Data Feed Analytics (DFA) is an implementation to extract, transform, and load (ETL) data published by the Data Feed feature in the Oracle Access Governance product. This implementation creates several resources (listed below) in your OCI tenancy and transforms the published data into an Oracle Autonomous Database. This makes it simpler to query the data to build powerful reports in your preferred choice of BI tools.

Getting Started

Prerequisites

Please verify the following resources can be created in your OCI tenancy (ensuring access and permissions to list, create, and manage the resource as well as availability of resource limits): - VCN
- Vault
- Master Encryption Key
- Secrets
- Autonomous Database
- Functions Application
- Concurrency for Functions (70 units required by default)
- Event Rules
- Connector Hubs
- Dynamic Group
- Policy

Install OCI CLI: https://docs.oracle.com/en-us/iaas/Content/API/SDKDocs/cliinstall.htm
Install Python: https://www.python.org/downloads/. Python version 3.12.x is required.
Install Docker/Podman in order to build images: https://www.docker.com/get-started https://podman.io/get-started
Set up a virtual environment for Python: https://docs.python.org/3/library/venv.html

Run Unit Tests

To execute DFA's unit tests, ensure the tox package is installed in your virtual environment, and python version is set to 3.11.x. Navigate to the project's root, and run: tox

Build and Upload Docker Image

The following article describes a quick tutorial on how to build and upload Docker images -
https://www.oracle.com/webfolder/technetwork/tutorials/obe/oci/registry/index.html

  1. Log in to your OCI tenancy.
  2. Navigate to the Container Registry.
  3. Create a new repo in the target compartment (i.e dfa-images/dfa). This name must be unique across the tenancy. Update the REPOSITORY_NAME variable value in config.ini to match the new repo name if needed.
  4. Build the DFA image. If using podman, replace 'docker' with 'podman' for the following commands.
docker build --platform linux/amd64 -t <region-key>.ocir.io/<tenancy-namespace>/<oci-repo-name>:0.1.0 -f Dockerfile .

Example:

docker build --platform linux/amd64 -t iad.ocir.io/iwxyzlmkmn63/dfa-images/dfa:0.1.0 -f Dockerfile .
  1. Log in to Docker.
docker login <region-key>.ocir.io
Username: <docker-username>
Password: <oci-auth-token>

Note: The username may be // for service accounts.

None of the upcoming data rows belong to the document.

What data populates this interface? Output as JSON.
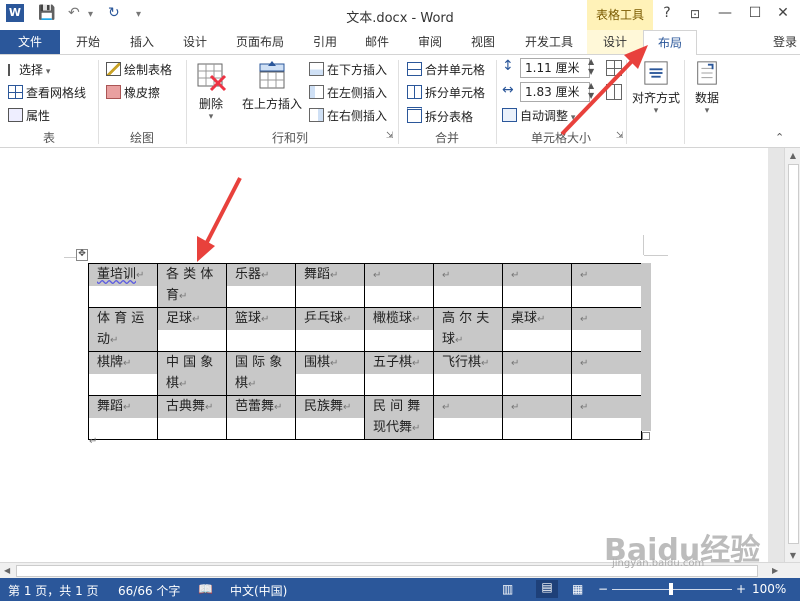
{
  "titlebar": {
    "title": "文本.docx - Word",
    "context_group": "表格工具",
    "help": "?",
    "window_icons": [
      "restore-ribbon-icon",
      "minimize-icon",
      "maximize-icon",
      "close-icon"
    ]
  },
  "tabs": {
    "file": "文件",
    "items": [
      "开始",
      "插入",
      "设计",
      "页面布局",
      "引用",
      "邮件",
      "审阅",
      "视图",
      "开发工具"
    ],
    "context": [
      "设计",
      "布局"
    ],
    "active": "布局",
    "login": "登录"
  },
  "ribbon": {
    "table": {
      "select": "选择",
      "gridlines": "查看网格线",
      "properties": "属性",
      "label": "表"
    },
    "draw": {
      "draw_table": "绘制表格",
      "eraser": "橡皮擦",
      "label": "绘图"
    },
    "rows_cols": {
      "delete": "删除",
      "insert_above": "在上方插入",
      "insert_below": "在下方插入",
      "insert_left": "在左侧插入",
      "insert_right": "在右侧插入",
      "label": "行和列"
    },
    "merge": {
      "merge_cells": "合并单元格",
      "split_cells": "拆分单元格",
      "split_table": "拆分表格",
      "label": "合并"
    },
    "cell_size": {
      "height": "1.11 厘米",
      "width": "1.83 厘米",
      "autofit": "自动调整",
      "label": "单元格大小"
    },
    "alignment": {
      "label": "对齐方式"
    },
    "data": {
      "label": "数据"
    }
  },
  "table": {
    "rows": [
      [
        "董培训",
        "各 类 体 育",
        "乐器",
        "舞蹈",
        "",
        "",
        "",
        ""
      ],
      [
        "体 育 运 动",
        "足球",
        "篮球",
        "乒乓球",
        "橄榄球",
        "高 尔 夫 球",
        "桌球",
        ""
      ],
      [
        "棋牌",
        "中 国 象 棋",
        "国 际 象 棋",
        "围棋",
        "五子棋",
        "飞行棋",
        "",
        ""
      ],
      [
        "舞蹈",
        "古典舞",
        "芭蕾舞",
        "民族舞",
        "民 间 舞 现代舞",
        "",
        "",
        ""
      ]
    ],
    "paragraph_mark": "↵"
  },
  "statusbar": {
    "page": "第 1 页，共 1 页",
    "words": "66/66 个字",
    "language": "中文(中国)",
    "zoom": "100%",
    "zoom_minus": "−",
    "zoom_plus": "+"
  },
  "watermark": {
    "brand": "Baidu经验",
    "url": "jingyan.baidu.com"
  },
  "colors": {
    "accent": "#2b579a",
    "context_tab": "#fff2b8",
    "cell_shade": "#c8c8c8",
    "arrow": "#e8413c"
  }
}
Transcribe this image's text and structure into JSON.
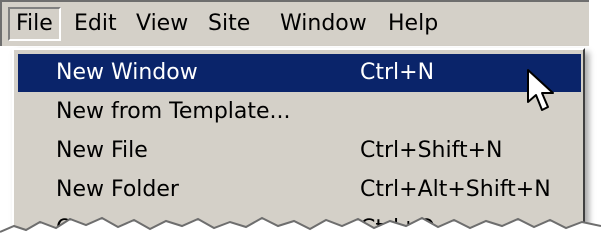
{
  "menubar": {
    "items": [
      {
        "label": "File"
      },
      {
        "label": "Edit"
      },
      {
        "label": "View"
      },
      {
        "label": "Site"
      },
      {
        "label": "Window"
      },
      {
        "label": "Help"
      }
    ]
  },
  "file_menu": {
    "items": [
      {
        "label": "New Window",
        "shortcut": "Ctrl+N"
      },
      {
        "label": "New from Template...",
        "shortcut": ""
      },
      {
        "label": "New File",
        "shortcut": "Ctrl+Shift+N"
      },
      {
        "label": "New Folder",
        "shortcut": "Ctrl+Alt+Shift+N"
      },
      {
        "label": "Open...",
        "shortcut": "Ctrl+O"
      }
    ]
  },
  "colors": {
    "menu_background": "#d4d0c8",
    "highlight_background": "#0a246a",
    "highlight_text": "#ffffff"
  },
  "icons": {
    "cursor": "mouse-pointer-icon"
  }
}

  1. Push the image to your OCI tenancy.
docker push <region-key>.ocir.io/<tenancy-namespace>/<oci-repo-name>:0.1.0

Example:

docker push iad.ocir.io/iwxyzlmkmn63/dfa-images/dfa:0.1.0

Configure and Run Installer

As part of the installation process, the installer script will create the following OCI resources in your tenancy:

  • VCN
  • Vault
  • Secrets
  • Autonomous Database
  • Database Schema
  • Database Tables
  • Functions Application
  • OCI Functions
  • Event Rules
  • Connector Hubs
  • Dynamic Group
  • Policy

Login to your OCI tenancy to get the following values. These are added to the repository's config.ini file and are utilized by the installer script -

1. Tenancy ID

  1. Click on your profile icon in the upper right corner. Then click on Tenancy.
  2. Copy and paste this value to the DFA_TENANCY_ID variable in the config.ini file.

2. Region, Region Key, and Realm Key

  1. Note your region in the upper right corner of your OCI console.
  2. Open this link: https://docs.oracle.com/en-us/iaas/Content/General/Concepts/regions.htm#:~:text=%3A-,Region%20Name,-Region%20Identifier
  3. Copy and paste the corresponding Region Identifier to the DFA_REGION_ID variable in config.ini.
  4. Copy and paste the corresponding Region Key to the DFA_REGION_KEY variable in config.ini.
  5. Copy and paste the corresponding Realm Key to the DFA_REALM_KEY variable in config.ini.

3. Data Feed Stream ID and Service Endpoint

  1. Click on the OCI hamburger menu in the upper left corner.
  2. Select Storage. Under Object Storage & Archive Storage, select Buckets.
  3. From the list of buckets, select the bucket configured with AG Data Feed. (Note: Ensure that the Emit Objects Events feature is Enabled)
  4. Copy and paste the bucket name to the DFA_BUCKET_NAME variable in the config.ini file.
  5. Copy and paste the Namespace to the DFA_NAMESPACE variable in the config.ini file.
  6. Click on the hyperlink next to Compartment.
  7. Copy and paste the Compartment OCID to the DFA_COMPARTMENT_ID variable in the config.ini file.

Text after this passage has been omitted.